ROMA – Dino Giarrusso, ex Iena e ora candidato con il Movimento 5 Stelle, intervistato da Radio Cusano, parla dello scandalo “rimborsopoli”: “Non mi sorprende che sia nata dalle ‘Iene’ ma la gola profonda ha voluto far male al movimento proprio ora. Roma? C’è gente che lotta. Nei Cinque Stelle ritrovo lo spirito del PCI degli anni ’70 a Roma e del MSI a Catania. Berlusconi dice che tutti quelli dei Cinque Stelle sono disoccupati? I nostri avversari senza poltrone, guadagnerebbero 1500 euro al mese”.

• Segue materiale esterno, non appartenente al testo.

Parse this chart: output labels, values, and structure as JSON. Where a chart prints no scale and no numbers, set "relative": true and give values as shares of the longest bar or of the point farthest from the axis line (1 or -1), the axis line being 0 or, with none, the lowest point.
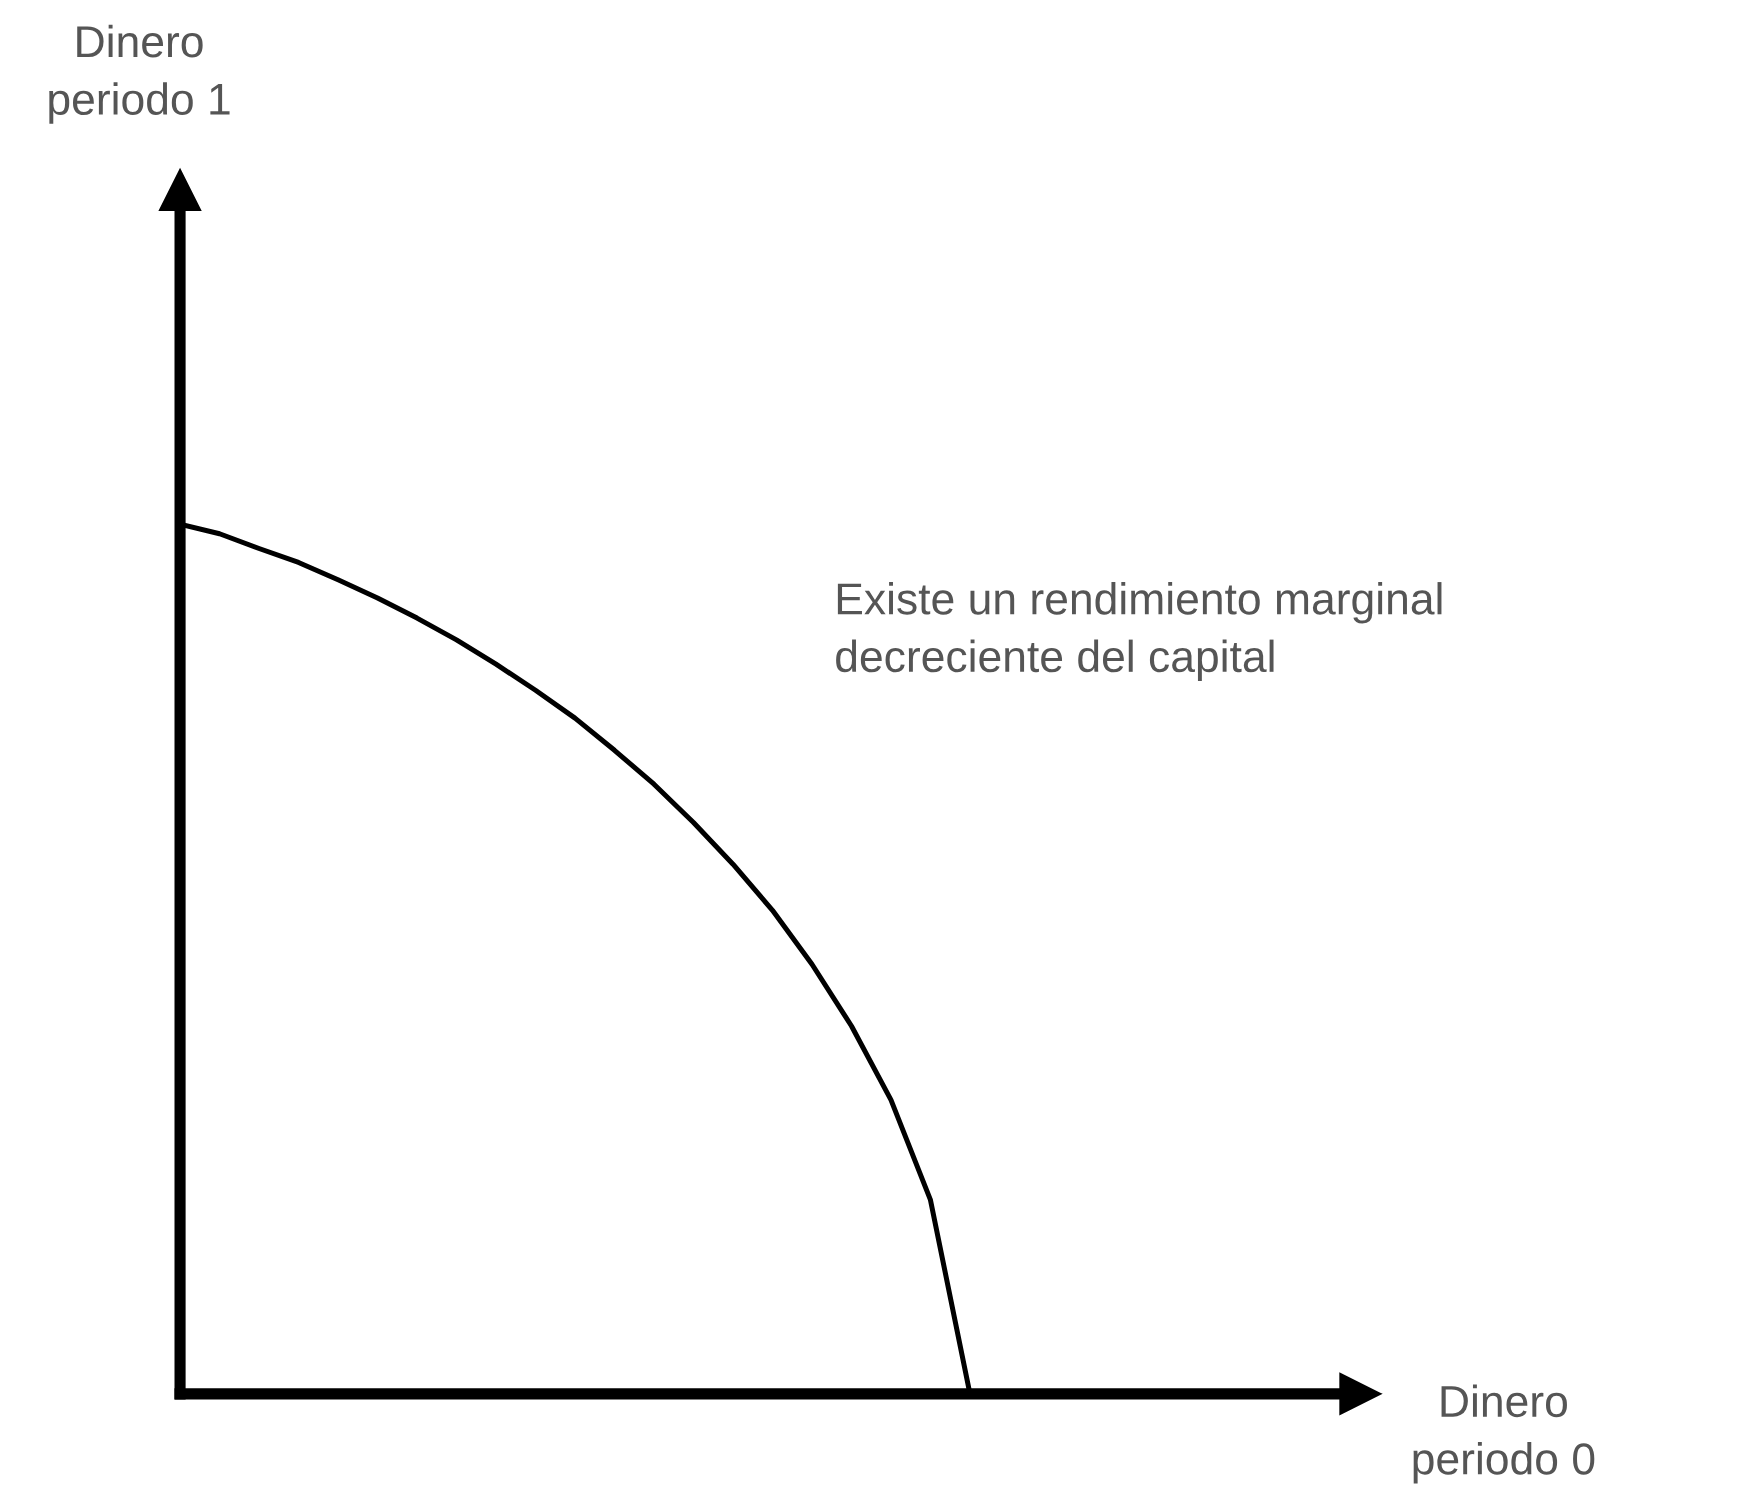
{
  "chart_data": {
    "type": "line",
    "relative": true,
    "annotations": [
      "Dinero\nperiodo 1",
      "Existe un rendimiento marginal\ndecreciente del capital",
      "Dinero\nperiodo 0"
    ],
    "categories": [
      null,
      null,
      null,
      null,
      null,
      null,
      null,
      null,
      null,
      null,
      null,
      null,
      null,
      null,
      null,
      null,
      null,
      null,
      null,
      null,
      null
    ],
    "series": [
      {
        "color": "#000000",
        "values": [
          1,
          0.989,
          0.972,
          0.956,
          0.936,
          0.915,
          0.892,
          0.867,
          0.839,
          0.809,
          0.777,
          0.74,
          0.701,
          0.657,
          0.609,
          0.556,
          0.494,
          0.423,
          0.338,
          0.223,
          0
        ]
      }
    ],
    "legend": false,
    "marker": "none",
    "line_style": "solid"
  }
}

“Le Iene hanno sempre fatto questo tipo d’inchieste – spiega Giarrusso – Penso piuttosto che la ‘gola profonda’ del caso ‘Rimborsopoli’ del Movimento 5 Stelle probabilmente voleva far del male al movimento, venendo fuori proprio in questo periodo pre-elettorale. Ma non c’era quest’intenzione da parte del programma che, finché ci sono stato io, ha sempre colpito tutti i partiti senza distinzioni. Il movimento è composto da persone per bene, che hanno una concezione elevatissima dell’etica e lo dimostrano anche i fatti di questi giorni: chi non ha rispettato queste regole è stato immediatamente allontanato”.

Sulle frasi di Berlusconi: “Dice che l’87% dei parlamentari m5s sono disoccupati? Sono dati deliranti. Sicuramente nel movimento c’è un livello molto più alto di quello dei burocrati di partito dei nostri avversari, che spesso non hanno fatto altro che politica da professionisti per decenni. Tanti non possono campare senza poltrone politiche, guadagnerebbero solo 1500 euro al mese”.

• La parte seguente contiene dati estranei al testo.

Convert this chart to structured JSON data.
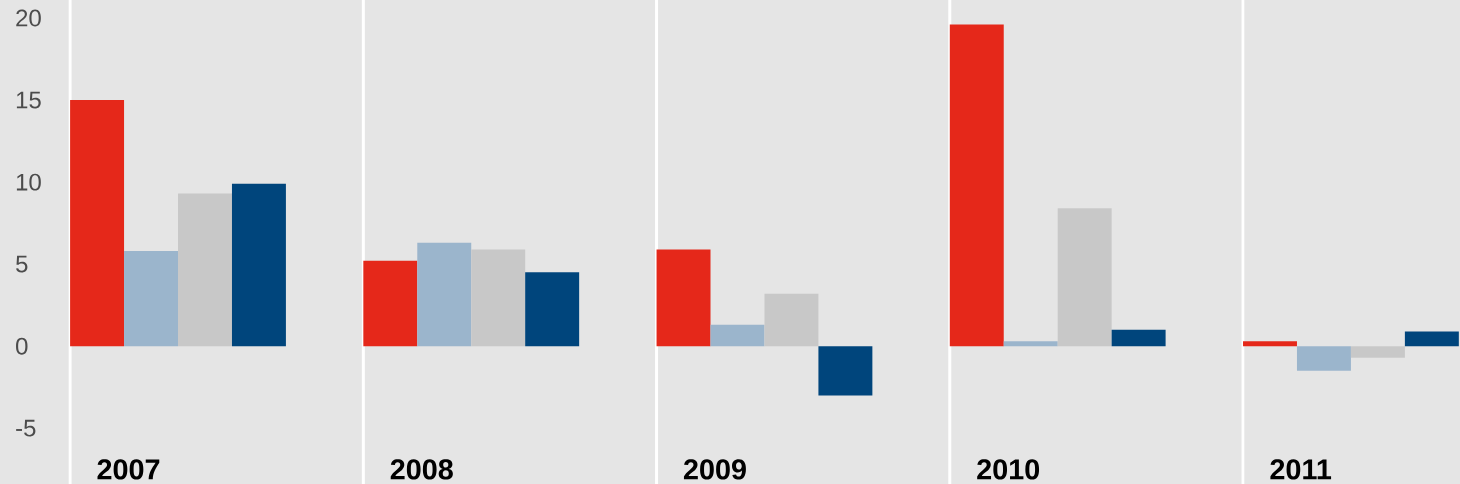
{
  "chart_data": {
    "type": "bar",
    "categories": [
      "2007",
      "2008",
      "2009",
      "2010",
      "2011"
    ],
    "series": [
      {
        "color": "#e5281a",
        "values": [
          15,
          5.2,
          5.9,
          19.6,
          0.3
        ]
      },
      {
        "color": "#9bb5cc",
        "values": [
          5.8,
          6.3,
          1.3,
          0.3,
          -1.5
        ]
      },
      {
        "color": "#c8c8c8",
        "values": [
          9.3,
          5.9,
          3.2,
          8.4,
          -0.7
        ]
      },
      {
        "color": "#00457c",
        "values": [
          9.9,
          4.5,
          -3.0,
          1.0,
          0.9
        ]
      }
    ],
    "ylim": [
      -8.4,
      21.1
    ],
    "yticks": [
      -5,
      0,
      5,
      10,
      15,
      20
    ],
    "grid": "x"
  }
}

ATAC. “Privatizzare il trasporto pubblico è una follia. non lo dico per polemica con Riccardo Magi ma perché, secondo me, l’idea è sbagliata in assoluto. Il privato deve fare profitti e il trasporto pubblico dà profitti solo in zone centrali e molto frequentate. Di conseguenza, la privatizzazione comporterebbe o il totale sacrificio di queste zone o un innalzamento notevole delle tariffe ed entrambe le ipotesi mi sembrano sbagliate. Si dovrebbe procedere, invece, rendendo l’azienda più efficiente. Bisogna ricordare che la giunta Raggi ha trovato l’Atac con debiti per un miliardo e 300 milioni di Euro e questo significa lavorare con grande difficoltà a causa delle gestioni delle amministrazioni precedenti. A Roma, come nel resto d’Italia, l’illegalità ha portato a mancanza di efficienza quindi il problema non è regalare ai privati un servizio pubblico così importante in una delle più importanti capitali europee e mondiali, quello sarebbe il suicidio per i cittadini. Il modo per efficientare il traporto pubblico è ritornare a un’efficienza economica e, dunque, etica”.